The two armed dissidents had hailed the taxi in Cooke Street and held a gun to the cab driver's head, forcing him to carry the bomb in his boot and drive to the police station.

But the hero driver made sure he alerted the police there was a bomb before the blast went off.

A telephoned bomb warning from the dissident Real IRA group told police the device would go off in 45 minutes, but it detonated in half that time while the area surrounding Strand Road station was still being evacuated.

While senior politicians condemned the attack, Mr Harris said it was a miracle no one was injured when the device exploded at 3.20am.

"A substantial device was delivered in a hijacked taxi, which had been taken earlier in the evening -- a substantial device, which has caused damage to the station but quite substantial damage also to other properties," said Mr Harris, who is also the head of crime operations for the PSNI. "Again we have been very lucky there hasn't been casualties or fatalities in this type of reckless attack. The warning times are insufficient to ensure safe clearance and we have to be very concerned that it's only a matter of time before people are very seriously injured or even indeed killed in these types of murderous attacks."

He said the dissident threat remained high, with 30 attacks recorded so far this year. But the senior officer said police had made 147 arrests in 2010, resulting in 38 charges, compared with 19 charges last year.

He added: "A major investigation team will be dealing with this investigation and carry it forward and that is to ensure that every evidential opportunity is pursued."

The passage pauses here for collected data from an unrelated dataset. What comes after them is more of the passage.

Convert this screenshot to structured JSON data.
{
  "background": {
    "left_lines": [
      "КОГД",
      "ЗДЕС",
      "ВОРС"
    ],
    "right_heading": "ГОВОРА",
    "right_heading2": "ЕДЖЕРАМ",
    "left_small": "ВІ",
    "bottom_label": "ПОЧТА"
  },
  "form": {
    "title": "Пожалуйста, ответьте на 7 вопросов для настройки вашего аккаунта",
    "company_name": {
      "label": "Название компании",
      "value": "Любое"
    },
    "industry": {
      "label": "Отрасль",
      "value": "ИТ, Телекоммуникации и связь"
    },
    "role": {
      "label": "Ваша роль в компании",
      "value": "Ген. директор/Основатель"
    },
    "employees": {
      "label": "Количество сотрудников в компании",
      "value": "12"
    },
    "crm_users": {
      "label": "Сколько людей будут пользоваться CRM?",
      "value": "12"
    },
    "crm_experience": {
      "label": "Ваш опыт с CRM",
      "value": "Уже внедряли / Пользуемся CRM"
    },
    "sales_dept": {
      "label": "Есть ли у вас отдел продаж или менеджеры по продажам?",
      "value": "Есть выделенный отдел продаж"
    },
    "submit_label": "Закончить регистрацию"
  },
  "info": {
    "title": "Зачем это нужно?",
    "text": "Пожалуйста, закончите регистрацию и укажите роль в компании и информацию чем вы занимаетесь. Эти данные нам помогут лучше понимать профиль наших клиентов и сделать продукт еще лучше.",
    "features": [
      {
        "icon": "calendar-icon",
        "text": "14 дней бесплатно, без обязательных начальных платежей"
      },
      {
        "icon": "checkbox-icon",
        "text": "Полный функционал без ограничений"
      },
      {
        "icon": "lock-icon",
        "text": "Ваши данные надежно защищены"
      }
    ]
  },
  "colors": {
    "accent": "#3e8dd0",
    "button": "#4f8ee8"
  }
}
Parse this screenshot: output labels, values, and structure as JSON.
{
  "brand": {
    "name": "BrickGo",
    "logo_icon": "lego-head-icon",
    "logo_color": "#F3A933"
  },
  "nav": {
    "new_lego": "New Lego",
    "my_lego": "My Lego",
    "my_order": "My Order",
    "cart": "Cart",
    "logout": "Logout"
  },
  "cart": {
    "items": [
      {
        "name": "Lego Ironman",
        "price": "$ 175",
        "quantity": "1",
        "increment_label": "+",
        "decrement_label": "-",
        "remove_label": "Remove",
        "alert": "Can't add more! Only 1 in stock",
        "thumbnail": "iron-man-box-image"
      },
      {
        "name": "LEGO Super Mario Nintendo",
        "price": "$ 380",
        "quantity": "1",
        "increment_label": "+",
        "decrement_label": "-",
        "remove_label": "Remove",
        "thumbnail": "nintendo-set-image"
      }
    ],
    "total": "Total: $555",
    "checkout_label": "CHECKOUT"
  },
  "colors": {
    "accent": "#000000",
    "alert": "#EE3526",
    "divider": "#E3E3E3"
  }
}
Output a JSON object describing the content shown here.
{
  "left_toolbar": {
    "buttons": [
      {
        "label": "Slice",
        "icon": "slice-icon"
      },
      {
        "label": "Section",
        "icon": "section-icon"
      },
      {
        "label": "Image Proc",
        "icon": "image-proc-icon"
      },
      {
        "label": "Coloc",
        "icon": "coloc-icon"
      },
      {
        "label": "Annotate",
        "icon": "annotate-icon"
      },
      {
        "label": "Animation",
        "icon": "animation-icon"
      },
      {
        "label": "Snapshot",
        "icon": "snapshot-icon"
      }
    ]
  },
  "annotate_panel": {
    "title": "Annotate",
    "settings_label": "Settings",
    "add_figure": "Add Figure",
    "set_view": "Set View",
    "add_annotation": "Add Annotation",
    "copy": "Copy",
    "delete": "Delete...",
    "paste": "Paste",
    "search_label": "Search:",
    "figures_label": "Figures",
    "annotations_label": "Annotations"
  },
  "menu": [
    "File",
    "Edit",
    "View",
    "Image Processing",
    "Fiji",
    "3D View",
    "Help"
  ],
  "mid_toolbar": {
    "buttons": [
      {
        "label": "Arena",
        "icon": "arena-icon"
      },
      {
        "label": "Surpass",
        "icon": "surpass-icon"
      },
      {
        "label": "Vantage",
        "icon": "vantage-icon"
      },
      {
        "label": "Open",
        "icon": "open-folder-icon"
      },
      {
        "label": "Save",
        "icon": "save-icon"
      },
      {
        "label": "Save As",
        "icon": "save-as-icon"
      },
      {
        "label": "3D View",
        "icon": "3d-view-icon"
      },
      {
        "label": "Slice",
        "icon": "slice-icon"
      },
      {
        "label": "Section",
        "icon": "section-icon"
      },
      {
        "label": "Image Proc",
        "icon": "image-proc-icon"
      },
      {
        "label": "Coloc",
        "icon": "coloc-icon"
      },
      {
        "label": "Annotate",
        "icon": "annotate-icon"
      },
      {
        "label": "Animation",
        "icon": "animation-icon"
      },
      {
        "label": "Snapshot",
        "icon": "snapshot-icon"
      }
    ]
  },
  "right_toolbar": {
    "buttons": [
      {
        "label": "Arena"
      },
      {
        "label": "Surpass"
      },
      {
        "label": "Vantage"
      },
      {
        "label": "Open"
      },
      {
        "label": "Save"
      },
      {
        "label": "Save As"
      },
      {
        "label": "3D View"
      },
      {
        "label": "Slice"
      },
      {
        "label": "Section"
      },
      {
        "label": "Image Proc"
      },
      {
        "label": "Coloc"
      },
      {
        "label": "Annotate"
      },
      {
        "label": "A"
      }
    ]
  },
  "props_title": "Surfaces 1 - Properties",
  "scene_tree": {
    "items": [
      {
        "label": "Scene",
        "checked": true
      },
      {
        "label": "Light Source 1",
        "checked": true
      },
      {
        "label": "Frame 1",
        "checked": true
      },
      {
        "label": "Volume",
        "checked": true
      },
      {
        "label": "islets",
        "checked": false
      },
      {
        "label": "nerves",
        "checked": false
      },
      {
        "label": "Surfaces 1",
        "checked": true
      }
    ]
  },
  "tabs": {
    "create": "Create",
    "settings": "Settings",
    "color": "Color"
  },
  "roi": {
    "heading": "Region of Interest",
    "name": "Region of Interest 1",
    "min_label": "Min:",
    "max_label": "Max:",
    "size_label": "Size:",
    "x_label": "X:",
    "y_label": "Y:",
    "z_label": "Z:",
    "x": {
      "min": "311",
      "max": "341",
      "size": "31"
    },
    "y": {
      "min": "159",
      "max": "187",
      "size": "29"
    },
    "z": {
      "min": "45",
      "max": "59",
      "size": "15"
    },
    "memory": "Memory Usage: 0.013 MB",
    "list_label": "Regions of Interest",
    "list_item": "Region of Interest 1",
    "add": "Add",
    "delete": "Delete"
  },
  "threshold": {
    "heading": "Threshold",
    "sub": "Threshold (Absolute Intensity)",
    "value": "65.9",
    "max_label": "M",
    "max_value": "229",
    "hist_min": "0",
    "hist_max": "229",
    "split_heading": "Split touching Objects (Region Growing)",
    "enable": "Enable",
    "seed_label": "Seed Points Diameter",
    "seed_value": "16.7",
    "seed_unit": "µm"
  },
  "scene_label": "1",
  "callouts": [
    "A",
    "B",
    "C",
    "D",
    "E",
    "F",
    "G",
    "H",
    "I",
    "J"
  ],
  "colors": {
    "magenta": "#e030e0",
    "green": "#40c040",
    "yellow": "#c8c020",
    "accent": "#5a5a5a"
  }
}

Police said two men, one armed with a gun, hijacked the taxi driver shortly before 3am. The bomb was loaded into his car and he was forced to drive to the police station. Officers were evacuating the area when the device exploded.

Damage was caused to the heavily fortified station, plus surrounding buildings including a nursing home and apartments.

The attack comes weeks after Derry was boosted by the positive response to the Saville Inquiry into the events of Bloody Sunday and after it was named UK City of Culture.

Deputy First Minister and Derry representative Martin McGuinness said the dissidents behind the attack were out of step with the people of Ireland.

"This is a futile and cynical attempt to try to take us back to conflict and division. We will not allow them to do so," he said.